Who will care for me when I am old? Will I even get the chance to BE old? I remember Chip's grandfather, Leon, and he used to sit and say, "I pray that this is the day that he Lord takes me." That was always hard to hear. The selfish, evil part of me always thought, "After all we do for you, you want to DIE?" How ugly and unattractive. On my clearer days, I saw into this thinking - the body is failing & you don't remember where you left anything. Everyone you once loved is dead. Not just away, but DEAD. Long ago friends, family, pets - ugh. Lonely. He was a week away from his 104th birthday. No typo there: 1-0-4. I loved him.

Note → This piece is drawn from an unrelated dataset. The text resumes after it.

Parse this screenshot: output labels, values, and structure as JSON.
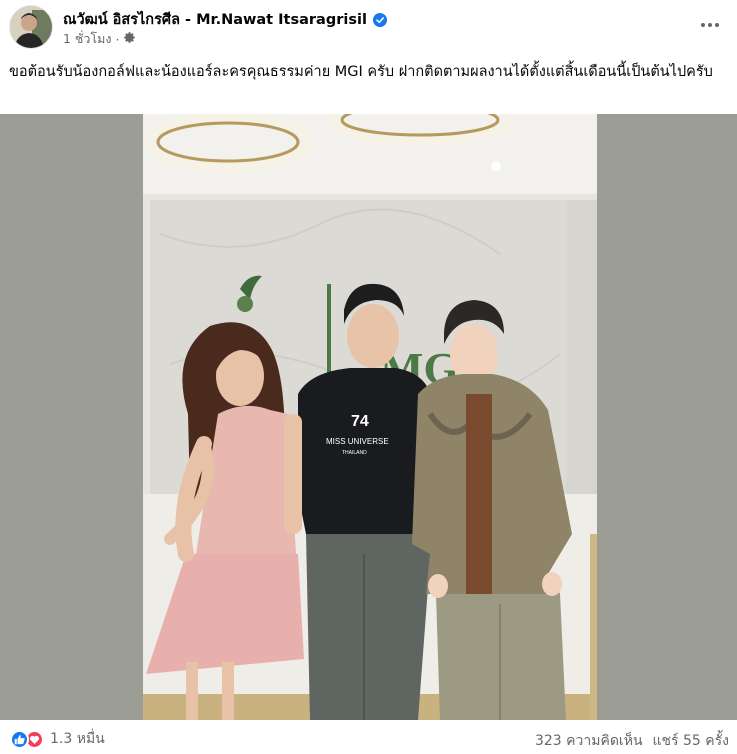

And here we are as a society, living longer and taking this pill and that drug to heal. To recover. To prolong. What lies ahead? Technology is advancing us and, I feel, that we take 100 steps back. No one calls on the phone or visits- they e-mail. I e-mail. No one says "thank you" like their supposed to- they're too busy to be grateful. Seldom do we shop for that perfect gift- we just gift card and check it off the list.



I'm not sure how I changed lanes - I'm just writing. What was I talking about?



Anyway, life is a slippery slope and I'm here with the old gals. The TV is SOOOO loud I can't think and I'm a floor up! Tonight I have the pleasure of helping to clean out the refridgerator downstairs. Friday, Mable told me that, if she had enough money she'd give it to me so I didn't have to work anymore. Hand me that checkbook, sister! You've GOT the cash!! HA HA!! What a back & forth exisitence we have.



I think after we get home from our planned Sunday breakfast out, that I may dognap one of the 4-legged kids and go to the beach for a stay. Maybe the sun will shine into me and help to dissapate the gray that I am feeling. Or maybe I'll just eat some ice cream. That always seems to help! :-)



Good night.

1 comment:

Anonymous said...

I pray quite regularly, "Lord, take me quickly." I do so love your writing; never stop writing this blog.